Un silence pesant accueilli ses paroles. Son père, incapable d'en supporter davantage détourna le regard. L'enfant sentit sa mère tressaillir et s'écarter doucement de lui.

_ Remus, mon fils, tu vas devoir être très fort, souffla-t-elle en plongeant ses yeux dans les siens. Ses beaux yeux d'ébène, à présent rougis par les larmes.

A ce moment là Remus, du haut de ses six ans, comprit. Il comprit que plus rien ne serait comme avant.


Cinq ans plus tard…

Sur le quai 9 ¾, Remus attendait avec angoisse la venue du Poudlard Express.
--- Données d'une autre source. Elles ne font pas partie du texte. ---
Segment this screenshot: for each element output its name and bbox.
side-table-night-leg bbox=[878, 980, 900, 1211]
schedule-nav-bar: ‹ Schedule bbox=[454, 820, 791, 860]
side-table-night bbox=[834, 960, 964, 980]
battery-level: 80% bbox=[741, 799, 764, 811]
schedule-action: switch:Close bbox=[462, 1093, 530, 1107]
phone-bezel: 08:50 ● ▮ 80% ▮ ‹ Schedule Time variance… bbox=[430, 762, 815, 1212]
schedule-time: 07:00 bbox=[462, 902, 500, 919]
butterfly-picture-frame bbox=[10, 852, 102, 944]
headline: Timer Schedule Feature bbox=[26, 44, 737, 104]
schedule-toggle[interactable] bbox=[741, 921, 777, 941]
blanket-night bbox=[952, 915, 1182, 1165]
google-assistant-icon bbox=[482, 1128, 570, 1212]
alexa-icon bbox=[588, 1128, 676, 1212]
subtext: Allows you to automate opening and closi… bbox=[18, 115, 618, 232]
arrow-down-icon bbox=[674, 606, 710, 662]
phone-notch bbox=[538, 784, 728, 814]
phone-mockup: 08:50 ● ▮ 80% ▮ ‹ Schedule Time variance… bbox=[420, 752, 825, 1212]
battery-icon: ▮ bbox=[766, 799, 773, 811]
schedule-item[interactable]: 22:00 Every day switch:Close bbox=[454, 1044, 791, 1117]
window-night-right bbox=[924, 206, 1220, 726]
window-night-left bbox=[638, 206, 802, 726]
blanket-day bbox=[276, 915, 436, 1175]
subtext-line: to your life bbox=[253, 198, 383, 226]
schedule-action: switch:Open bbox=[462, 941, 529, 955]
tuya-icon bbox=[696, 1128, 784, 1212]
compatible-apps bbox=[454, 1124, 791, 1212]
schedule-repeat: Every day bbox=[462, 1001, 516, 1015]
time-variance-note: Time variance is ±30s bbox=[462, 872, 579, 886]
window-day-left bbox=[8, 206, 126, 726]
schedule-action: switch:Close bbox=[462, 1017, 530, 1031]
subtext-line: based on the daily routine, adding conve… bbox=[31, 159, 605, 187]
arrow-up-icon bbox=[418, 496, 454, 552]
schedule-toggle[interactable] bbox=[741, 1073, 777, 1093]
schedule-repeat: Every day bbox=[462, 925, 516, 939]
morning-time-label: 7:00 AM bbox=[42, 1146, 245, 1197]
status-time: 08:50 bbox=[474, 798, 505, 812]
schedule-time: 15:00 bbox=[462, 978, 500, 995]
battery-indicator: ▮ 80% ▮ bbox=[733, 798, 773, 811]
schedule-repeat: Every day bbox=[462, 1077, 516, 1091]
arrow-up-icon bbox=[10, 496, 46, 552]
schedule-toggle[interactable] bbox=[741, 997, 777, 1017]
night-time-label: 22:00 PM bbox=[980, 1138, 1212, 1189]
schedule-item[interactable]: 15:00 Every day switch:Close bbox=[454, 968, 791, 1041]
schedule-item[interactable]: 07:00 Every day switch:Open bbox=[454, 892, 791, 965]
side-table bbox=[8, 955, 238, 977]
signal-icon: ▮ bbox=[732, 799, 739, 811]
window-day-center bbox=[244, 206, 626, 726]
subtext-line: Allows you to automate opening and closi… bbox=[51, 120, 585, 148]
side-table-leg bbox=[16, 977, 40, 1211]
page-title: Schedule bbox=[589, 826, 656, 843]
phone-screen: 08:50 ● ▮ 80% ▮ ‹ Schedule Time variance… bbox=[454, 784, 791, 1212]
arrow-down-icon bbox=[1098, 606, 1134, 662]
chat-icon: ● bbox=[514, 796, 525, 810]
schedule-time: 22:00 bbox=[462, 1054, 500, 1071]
_ J'ai peur maman, lâcha-t-il, le regard rivé sur ses chaussures. J'ai peur de leur regard, de leur réaction, de leur…normalité.

Sa mère le prit par les épaules, le forçant à la regarder.

_ Remus, mon fils, je vais te dire une chose. C'est vrai, la vie, les gens, ne t'ont pas fait de cadeaux. Je te mentirai en te disant que cela s'arrêtera. Les préjugés sont ce qu'ils sont et la différence est peu tolérée en ce monde, y compris envers les enfants… En tant que loup-garou, de nombreuses épreuves t'attendent. Je veux que tu le saches, Remus. Tu auras du chagrin et il y aura des jours où tu te sentiras très seul. Mais je ne veux pas que tu oublies que tu as aussi droit au bonheur, comme tous les autres enfants. N'oublie-pas d'être heureux, Remus. Non, ne l'oublie pas…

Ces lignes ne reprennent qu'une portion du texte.